What we do

Our constitution describes our purpose as “to proclaim the gospel of our Lord Jesus Christ”.

In concrete terms, we aim to:

  1. Bring good news to LGBT Catholics
  2. Deliver pastoral support for LGBT Catholics
  3. Provide resources for LGBT Catholics
  4. Practise advocacy for LGBT Catholics

To which we could add, as a recent addition to our activities

  1. Work towards safer schools for LGBT Catholics

Bringing Good News/ Proclaiming the Gospel

The word “Gospel” is derived from “Good News”. Pope Francis’ first Apostolic Exhortation, Evangelii Gaudium (The Joy of the Gospel), emphasised this aspect of the Gospel message, and insisted that evangelization and proclaiming the Gospel is a task for all Catholics, not just for ordained clergy. In taking on this task in accordance with our own constitution, we are, in effect, bringing good news to LGBT Catholics – and carrying out Pope Francis’ instruction (and have been doing so, since well before he issued it).

Specifically in terms of sexuality and gender, we seek to reassure our people that it is indeed possible to reconcile their sexual orientation or gender identity with their Catholic faith – and show them how this can be done.

We do this by a range of means. Our simple existence provides a simple counterexample to the claim that one cannot be both Catholic and gay (or lesbian, bisexual or transgender). One can, and we are. The overwhelming majority of our members identify as both Catholic, and openly lgbt. Many of these are also fully active, practising Catholics, out and proud in their local parishes, where they make valued contributions to parish life.

The idea that “gay Catholic” is an oxymoron, that it is impossible to be both a practising Catholic and lgbt, rests on a partial, inaccurate and incomplete reading of what Church teaching actually says. Quest aims to counter this by promoting a more complete and balanced understanding of Church teaching, by drawing attention to  where matters of sexuality and sexual ethics fit in the  broader context of the Gospels and Catholic teaching as a whole, and to the many neglected but supportive elements that also exist.

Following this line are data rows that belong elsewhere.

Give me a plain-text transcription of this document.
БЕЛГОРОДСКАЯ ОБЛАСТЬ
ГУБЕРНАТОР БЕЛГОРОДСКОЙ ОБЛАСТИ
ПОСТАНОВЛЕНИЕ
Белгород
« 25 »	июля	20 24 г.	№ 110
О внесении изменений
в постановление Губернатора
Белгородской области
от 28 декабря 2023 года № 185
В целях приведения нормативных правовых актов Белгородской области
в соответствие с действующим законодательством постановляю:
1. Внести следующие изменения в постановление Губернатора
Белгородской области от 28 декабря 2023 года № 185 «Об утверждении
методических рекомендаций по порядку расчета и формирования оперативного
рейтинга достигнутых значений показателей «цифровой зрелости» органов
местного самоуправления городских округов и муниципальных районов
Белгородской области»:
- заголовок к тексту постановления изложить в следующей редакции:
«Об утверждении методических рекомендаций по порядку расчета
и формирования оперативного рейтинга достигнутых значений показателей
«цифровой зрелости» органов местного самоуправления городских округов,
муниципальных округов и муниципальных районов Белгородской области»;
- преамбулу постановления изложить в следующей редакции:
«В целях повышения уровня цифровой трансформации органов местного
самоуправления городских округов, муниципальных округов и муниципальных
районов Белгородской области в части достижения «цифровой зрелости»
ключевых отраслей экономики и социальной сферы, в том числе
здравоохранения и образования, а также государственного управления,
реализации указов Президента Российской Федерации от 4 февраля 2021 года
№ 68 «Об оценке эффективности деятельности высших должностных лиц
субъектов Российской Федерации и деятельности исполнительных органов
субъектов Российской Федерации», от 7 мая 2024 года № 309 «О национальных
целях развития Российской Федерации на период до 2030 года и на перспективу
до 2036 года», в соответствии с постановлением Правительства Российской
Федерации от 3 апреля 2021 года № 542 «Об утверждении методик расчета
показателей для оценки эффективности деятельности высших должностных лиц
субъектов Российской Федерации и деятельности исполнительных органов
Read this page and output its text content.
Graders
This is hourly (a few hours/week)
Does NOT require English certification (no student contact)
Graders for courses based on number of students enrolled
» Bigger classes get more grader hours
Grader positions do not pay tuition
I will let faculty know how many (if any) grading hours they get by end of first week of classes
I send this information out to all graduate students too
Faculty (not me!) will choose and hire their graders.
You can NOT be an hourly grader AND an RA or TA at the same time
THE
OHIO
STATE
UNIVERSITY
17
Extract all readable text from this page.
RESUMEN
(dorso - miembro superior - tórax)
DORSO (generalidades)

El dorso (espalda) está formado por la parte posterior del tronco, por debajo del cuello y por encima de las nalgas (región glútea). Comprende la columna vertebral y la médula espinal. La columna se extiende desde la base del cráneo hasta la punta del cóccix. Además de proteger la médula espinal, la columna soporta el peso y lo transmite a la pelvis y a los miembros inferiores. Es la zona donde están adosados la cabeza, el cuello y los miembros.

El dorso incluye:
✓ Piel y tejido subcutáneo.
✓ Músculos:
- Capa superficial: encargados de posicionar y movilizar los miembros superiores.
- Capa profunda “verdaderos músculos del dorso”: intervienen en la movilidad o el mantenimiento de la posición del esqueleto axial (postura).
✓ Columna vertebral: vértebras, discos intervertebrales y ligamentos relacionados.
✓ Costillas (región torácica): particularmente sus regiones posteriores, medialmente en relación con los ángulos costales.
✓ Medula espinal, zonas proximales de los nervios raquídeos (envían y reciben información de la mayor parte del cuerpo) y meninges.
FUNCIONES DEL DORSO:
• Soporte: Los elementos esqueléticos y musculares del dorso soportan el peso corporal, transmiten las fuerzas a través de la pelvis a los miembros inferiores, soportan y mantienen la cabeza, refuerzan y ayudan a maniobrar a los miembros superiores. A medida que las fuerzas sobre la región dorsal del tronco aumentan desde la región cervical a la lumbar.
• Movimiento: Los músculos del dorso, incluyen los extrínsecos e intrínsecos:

Delivering pastoral support.

Proclaiming Good News to LGBT Catholics is itself a form of pastoral support, for those who have been accustomed to hearing allegations that an affectional orientation to the same sex, or a non-conformist gender identity are somehow pathological, disordered, unnatural or sinful, and who in consequence have found themselves or believed themselves to be rejected by the Church.

Specifically, this pastoral support is made concrete in a number of ways, at both national and regional level.

The support we offer is to our own members in the United Kingdom, but is also available to others, here and worldwide, through the resources we provide on our website, in our publications, and at our conferences and retreats.

Advocacy on behalf of LGBT Catholics

We practise “establishing and extending a dialogue between homosexual Catholics and members of the clergy” by writing to and meeting with bishops, other diocesan officers, parish priests and religious orders, and lay groups, reminding them that relevant Catholic teaching is far more extensive, and more complex, than the simplistic “don’t do it” which is the popular understanding of the doctrine.

Working towards safer schools for LGBT Catholics.

One of the important Catholic groups we are working with as part of our advocacy, is all those involved with our Catholic schools.

The Catholic Catechism insists that lesbian and gay people should be protected from unjust discrimination, and from any form of violence or malice, in speech or in action. All schools have a similar obligation in law to protect LGBT children.  By working with Catholic schools, parent groups and church safeguarding teams as well as with the children themselves, Quest is doing more than just providing theoretical advocacy – we are also contributing directly to safeguarding young LGBT Catholics, by protecting them from bullying and violence, in speech or in action.